By Sagarika Jaisinghani and Tasos Vossos, Bloomberg Markets Live commentators and reporters
Resilient earnings and bets of peaking inflation have helped stocks and corporate bonds rally alike over the past couple of months, but with recession fears still lurking, the two asset classes could soon start taking different paths.
European stocks have gained about 9% since a low in early July, while corporate bonds are up 4.4% since bottoming in mid-June.
With Federal Reserve officials indicating they’ll keep monetary policy tight until they’re sure that inflation won’t flare up again, even at the cost of some economic pain, debt from safer firms may benefit from a potential flight-to-safety. But for stocks, it’s a risk to earnings that many investors may be unwilling to bear.
“What we’ve seen at this juncture is a bear market rally and we don’t want to chase it,” says Wei Li, global chief investment strategist at BlackRock, speaking of the rebound in equities. “I don’t think we’re out of the woods with one month of inflation cooling. Bets of a dovish Fed pivot are premature and earnings don’t reflect the real risk of a US recession next year.”
The second-quarter earnings season did much to restore faith in the health of Europe Inc. as companies largely proved demand was robust enough for them to pass on higher costs to consumers.
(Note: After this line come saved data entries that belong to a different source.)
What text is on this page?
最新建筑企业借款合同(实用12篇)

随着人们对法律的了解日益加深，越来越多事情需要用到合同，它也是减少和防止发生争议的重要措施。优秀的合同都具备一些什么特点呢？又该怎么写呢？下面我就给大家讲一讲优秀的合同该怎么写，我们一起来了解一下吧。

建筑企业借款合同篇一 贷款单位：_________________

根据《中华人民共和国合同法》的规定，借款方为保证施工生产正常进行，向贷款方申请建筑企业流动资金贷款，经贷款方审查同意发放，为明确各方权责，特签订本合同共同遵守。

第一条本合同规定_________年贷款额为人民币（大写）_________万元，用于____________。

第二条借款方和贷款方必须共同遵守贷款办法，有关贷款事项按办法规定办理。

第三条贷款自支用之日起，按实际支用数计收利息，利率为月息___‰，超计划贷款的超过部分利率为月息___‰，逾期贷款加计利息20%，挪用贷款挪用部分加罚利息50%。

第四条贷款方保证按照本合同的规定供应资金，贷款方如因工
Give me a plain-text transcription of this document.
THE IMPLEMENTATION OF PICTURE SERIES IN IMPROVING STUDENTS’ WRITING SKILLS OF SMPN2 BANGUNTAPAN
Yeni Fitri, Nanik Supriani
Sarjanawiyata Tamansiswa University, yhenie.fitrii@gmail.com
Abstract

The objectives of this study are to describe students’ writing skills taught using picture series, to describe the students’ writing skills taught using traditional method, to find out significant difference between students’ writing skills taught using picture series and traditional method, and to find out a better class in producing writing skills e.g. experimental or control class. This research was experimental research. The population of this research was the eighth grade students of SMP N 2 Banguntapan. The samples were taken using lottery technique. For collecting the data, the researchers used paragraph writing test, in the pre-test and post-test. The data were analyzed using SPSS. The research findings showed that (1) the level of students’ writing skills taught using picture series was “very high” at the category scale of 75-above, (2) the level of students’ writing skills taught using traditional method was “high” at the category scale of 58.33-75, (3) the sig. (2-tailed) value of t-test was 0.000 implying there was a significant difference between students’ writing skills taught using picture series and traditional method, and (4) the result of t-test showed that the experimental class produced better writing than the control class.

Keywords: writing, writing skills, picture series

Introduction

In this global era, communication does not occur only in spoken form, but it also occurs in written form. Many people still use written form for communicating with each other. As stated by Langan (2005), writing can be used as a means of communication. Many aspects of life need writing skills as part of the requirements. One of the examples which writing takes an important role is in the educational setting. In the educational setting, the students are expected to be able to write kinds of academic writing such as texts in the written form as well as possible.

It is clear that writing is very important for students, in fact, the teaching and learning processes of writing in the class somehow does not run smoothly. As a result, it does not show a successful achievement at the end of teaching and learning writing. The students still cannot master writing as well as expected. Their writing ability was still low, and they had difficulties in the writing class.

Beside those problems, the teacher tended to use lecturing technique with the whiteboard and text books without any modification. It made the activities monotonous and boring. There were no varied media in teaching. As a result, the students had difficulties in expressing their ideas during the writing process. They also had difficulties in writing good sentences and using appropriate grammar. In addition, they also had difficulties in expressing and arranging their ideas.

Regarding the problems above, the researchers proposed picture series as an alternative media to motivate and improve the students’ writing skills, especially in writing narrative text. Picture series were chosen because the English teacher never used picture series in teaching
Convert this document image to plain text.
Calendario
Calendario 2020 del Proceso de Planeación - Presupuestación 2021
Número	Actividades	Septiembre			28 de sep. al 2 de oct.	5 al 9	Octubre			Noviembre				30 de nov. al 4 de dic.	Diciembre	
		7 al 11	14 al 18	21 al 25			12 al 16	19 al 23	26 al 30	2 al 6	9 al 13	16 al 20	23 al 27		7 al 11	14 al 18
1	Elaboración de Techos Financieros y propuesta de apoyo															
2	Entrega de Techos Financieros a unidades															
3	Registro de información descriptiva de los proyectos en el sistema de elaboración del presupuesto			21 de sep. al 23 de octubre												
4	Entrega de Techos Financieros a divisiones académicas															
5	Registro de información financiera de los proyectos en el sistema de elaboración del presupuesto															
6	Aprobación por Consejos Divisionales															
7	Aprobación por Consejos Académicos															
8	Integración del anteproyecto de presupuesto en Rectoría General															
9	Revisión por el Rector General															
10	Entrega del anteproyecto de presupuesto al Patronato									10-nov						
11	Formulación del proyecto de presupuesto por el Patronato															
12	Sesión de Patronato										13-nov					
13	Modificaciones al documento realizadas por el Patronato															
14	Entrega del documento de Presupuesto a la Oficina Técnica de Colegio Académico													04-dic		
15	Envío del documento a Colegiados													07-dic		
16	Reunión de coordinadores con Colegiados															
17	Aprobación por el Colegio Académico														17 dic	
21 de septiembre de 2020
But economists forecast a slowdown in business activity from here on, while Citigroup strategist Beata Manthey says she expects regional earnings to fall 2% this year and 5% in 2023.
And while investors in Bank of America’s latest global fund manager survey have turned less pessimistic about global growth, sentiment is still bearish. European stock funds saw outflows of $2.2 billion in the week to Aug. 17 — a 27th straight week of redemptions, according to a BofA note that cited EPFR Global data.
Strategists now expect the Stoxx 600 to end the year at 447 points — about 2% above current levels, according to the average of 15 estimates in Bloomberg’s monthly survey. BofA’s European strategists remain negative on the region’s equities as well as cyclicals versus defensives.
In the bond world, the layers that make up a company’s borrowing costs look set to play into investors’ hands. Corporate yields comprise the rate paid on similar government debt and a premium to compensate for threats like a borrower going bust.
When the economy falters, these building blocks tend to move in opposite directions. While a recession will raise concerns about firms’ ability to repay their debt and widen the spread over safe bonds, the flight-to-quality in such a scenario will cushion the blow.
To be sure, the summer rebound has made entry points in corporate bonds somewhat less appealing. George Bory, head of fixed income strategy at Allspring Global Investments, has turned more cautious on bond valuations, but remains bullish on them overall. “The world was becoming more bond friendly place and that should continue in the second half of the year,” he says.